I did something...very unusual for me. I'd never done anything like this before and haven't since, but I think about it...I think about it a lot.
It has to do with a man.
He'd put an ad on a website I frequent. He wanted to fondle, squeeze, suckle and generally grope a pair of breasts. Nothing else.
I answered his ad.
It was utterly out of character for me. Maybe I told myself I just wanted to hear his story, that it wouldn't even happen. My good sense would prevail, and I'd go back to reading these personal ads occasionally to amuse myself.
But I replied. He was surprised that he'd had a response, for he had almost forgotten placing it at all. It was such a far-fetched notion that a woman would acquiesce to be fondled by a complete stranger that he'd put it out of his mind as a near-impossibility.
He sent me his picture. He had dark hair and eyes, and a laughing smile. Very attractive.
I sent mine. He called me lovely, and complimented the contrasts of the whiteness of my skin, the color of my eyes, and the redness of my lips.

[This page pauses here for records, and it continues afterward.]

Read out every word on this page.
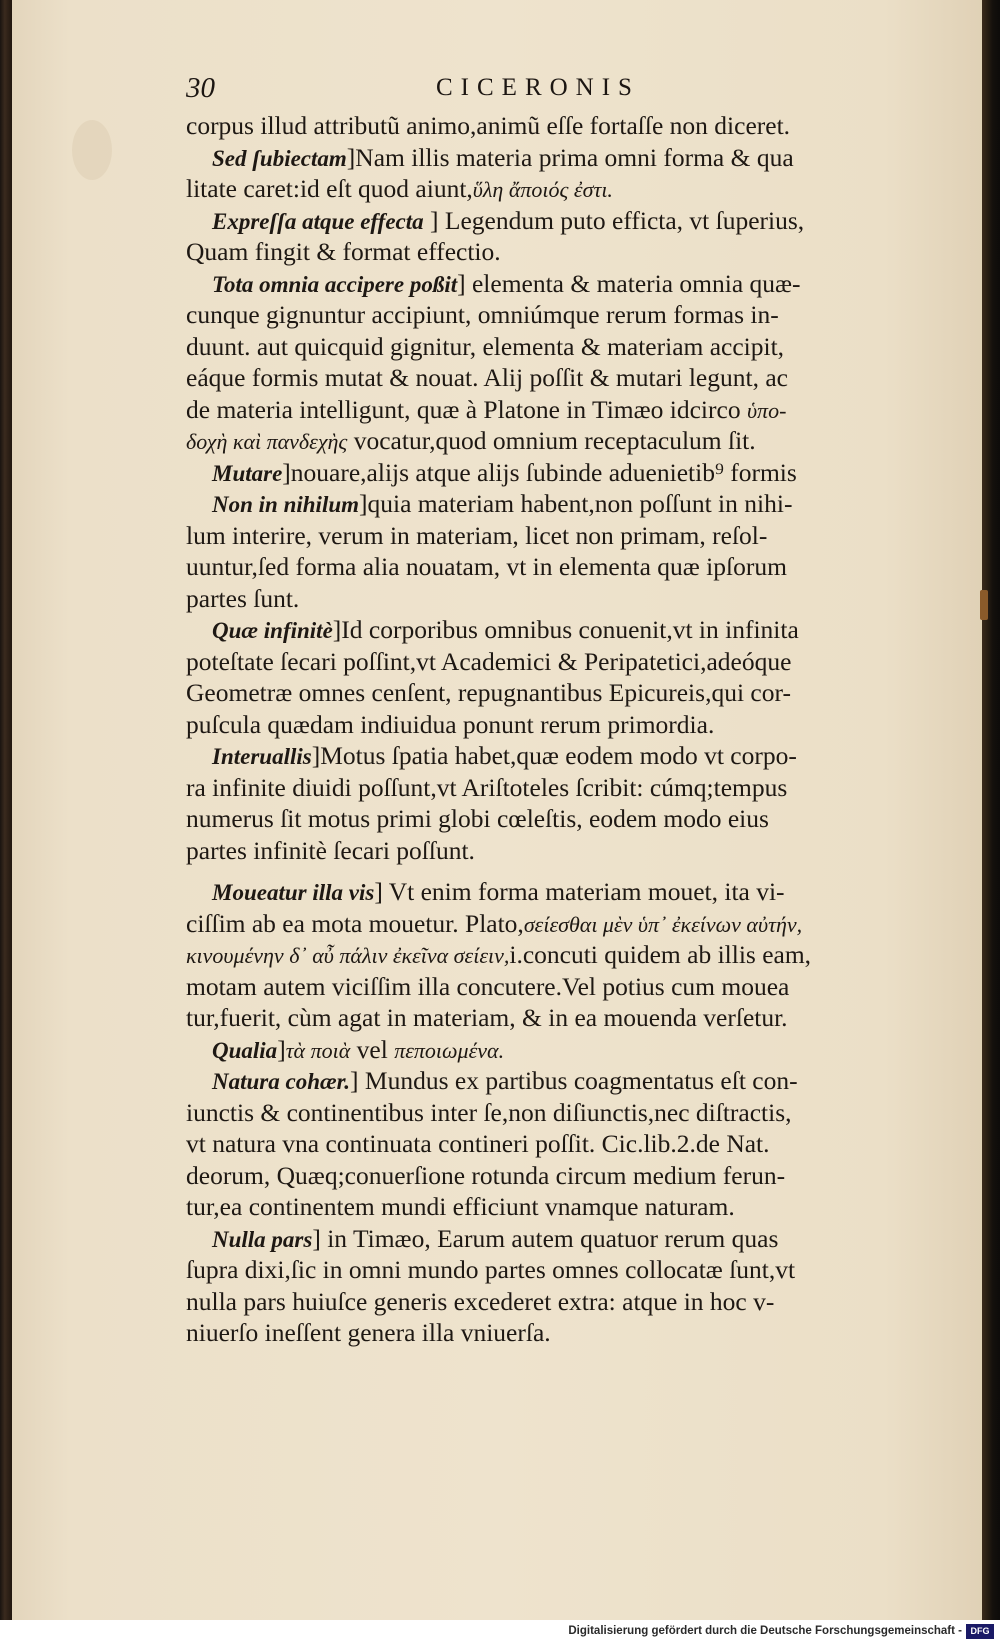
30	CICERONIS
corpus illud attributũ animo,animũ eſſe fortaſſe non diceret.
Sed ſubiectam]Nam illis materia prima omni forma & qua
litate caret:id eſt quod aiunt,ὕλη ἄποιός ἐστι.
Expreſſa atque effecta ] Legendum puto efficta, vt ſuperius,
Quam fingit & format effectio.
Tota omnia accipere poßit] elementa & materia omnia quæ-
cunque gignuntur accipiunt, omniúmque rerum formas in-
duunt. aut quicquid gignitur, elementa & materiam accipit,
eáque formis mutat & nouat. Alij poſſit & mutari legunt, ac
de materia intelligunt, quæ à Platone in Timæo idcirco ὑπο-
δοχὴ καὶ πανδεχὴς vocatur,quod omnium receptaculum ſit.
Mutare]nouare,alijs atque alijs ſubinde aduenietib⁹ formis
Non in nihilum]quia materiam habent,non poſſunt in nihi-
lum interire, verum in materiam, licet non primam, reſol-
uuntur,ſed forma alia nouatam, vt in elementa quæ ipſorum
partes ſunt.
Quæ infinitè]Id corporibus omnibus conuenit,vt in infinita
poteſtate ſecari poſſint,vt Academici & Peripatetici,adeóque
Geometræ omnes cenſent, repugnantibus Epicureis,qui cor-
puſcula quædam indiuidua ponunt rerum primordia.
Interuallis]Motus ſpatia habet,quæ eodem modo vt corpo-
ra infinite diuidi poſſunt,vt Ariſtoteles ſcribit: cúmq;tempus
numerus ſit motus primi globi cœleſtis, eodem modo eius
partes infinitè ſecari poſſunt.
Moueatur illa vis] Vt enim forma materiam mouet, ita vi-
ciſſim ab ea mota mouetur. Plato,σείεσθαι μὲν ὑπ᾽ ἐκείνων αὐτήν,
κινουμένην δ᾽ αὖ πάλιν ἐκεῖνα σείειν,i.concuti quidem ab illis eam,
motam autem viciſſim illa concutere.Vel potius cum mouea
tur,fuerit, cùm agat in materiam, & in ea mouenda verſetur.
Qualia]τὰ ποιὰ vel πεποιωμένα.
Natura cohær.] Mundus ex partibus coagmentatus eſt con-
iunctis & continentibus inter ſe,non diſiunctis,nec diſtractis,
vt natura vna continuata contineri poſſit. Cic.lib.2.de Nat.
deorum, Quæq;conuerſione rotunda circum medium ferun-
tur,ea continentem mundi efficiunt vnamque naturam.
Nulla pars] in Timæo, Earum autem quatuor rerum quas
ſupra dixi,ſic in omni mundo partes omnes collocatæ ſunt,vt
nulla pars huiuſce generis excederet extra: atque in hoc v-
niuerſo ineſſent genera illa vniuerſa.
Digitalisierung gefördert durch die Deutsche Forschungsgemeinschaft - DFG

We emailed each other for two weeks, maybe three. We talked about my car search, my dog Mister Bing. We were casual and friendly, and only referred to actually fulfilling this fantasy obliquely.
But refer to it we did. We posited days we might meet; would this Wednesday work? Oh no, he had meetings all day. What about Friday? Sorry, I've got appointments. The weekends were never considered, because I think he had other obligations. Maybe family obligations?
I tested positive for covid. This put a damper on the possibility of us ever meeting, yet he remained upbeat, emailing me daily to check on my health, which I found endearing.
In one of these emails, he asked if I would mind if, while he played with my breasts, I would be offended if he stroked his cock. I was a bit taken aback, but the idea... the idea I liked very much.
I found myself, during my covid convalescence, increasingly fantasizing about him, and the scenario. Although it was not something I believed I'd go through with, the fantasies persisted. I found myself in a constant state of arousal, which I couldn't remember feeling in such a long time. I enjoyed it, and encouraged myself to make the most of my arousal.
I was wet, so very wet at the thought of this handsome stranger touching me, so excited by me that he couldn't help but masturbate over my chest. Then the day came that I was well again, and we planned to meet that next Tuesday.
That morning while walking Mister Bing, I was eager but nervous. Would I actually do something so reckless? So out of character? Did I want to?
I did.
When the Lyft car dropped me off, we met quickly. He took me to his office on campus. We sat oppositis hand over my left breast and inside the cup. I didn't speak, but I know I wasn't silent. My mind was awash with conflicting thoughts and sensations. Was I really doing this? I should leave, it's not safe. Mmmm it feels good.
He began to gently squeeze my nipple. Mine aren't very sensitive, but he made them so that day. Finally my shirt was unbuttoned, my bra fully undone, and I was completely exposed to him.
He paused, breathing heavier. He looked in my eyes with admiration. And then he began really touching me. He squeezed my breasts, and pulled on my nipples. His hands were confident; this wasn't a guy fumbling his way. This was a man who knew what he was doing. He charted a course across my chest, and followed it with dedication.
At one point he held my breasts in both hands so tightly I could feel his nails digging into my skin. I couldn't help but whisper, 'you're so strong.'
Suddenly his mouth was on mine, insistently kissing me. I hadn't expected that, though I longed for it. His tongue was strong too, and capable. I nearly rose out of the chair trying to get closer to his mouth, even though my tongue was already entangled in his.
I couldn't stop the sounds I made. I was able to quiet my moans, but not prevent them.
Then he took out his cock. He'd warned me he wasn't 'a stallion', but without anxiety. He wasn't big or small, it wouldn't have mattered one way or the other, not to me.
He'd move me periodically, with no hesitation or fuss. He put me where he wanted me to be, and even if I'd wanted to, I couldn't resist him.
I knew I was breaking new ground by allowing myself to be fully carnal; with no obligation to him or he to me. As he stood, pulling his very hard cock from his Calvin Klein's, I asked if I could touch him. I put my hands on his ass and fondled and groped him as he'd done with my breasts. As he stroked, he said he wished he'd brought lube to slick up between my breasts for him, but he managed to enjoy himself without any.
By the time he came, we were both handling my breasts and I his balls. He smothered my breasts with his come, and when he later cleaned me up, my skin felt somehow softer than it had before, and we joked about bottling it for sale. After a few minutes we dressed and left, he walking me out of the building as he went to his research lab. Our goodbyes were friendly, though our hug was rather impersonal - but we were in public again, I understood.
Since then we've emailed each other with reflections and thanks, regretting only the things we hadn't done.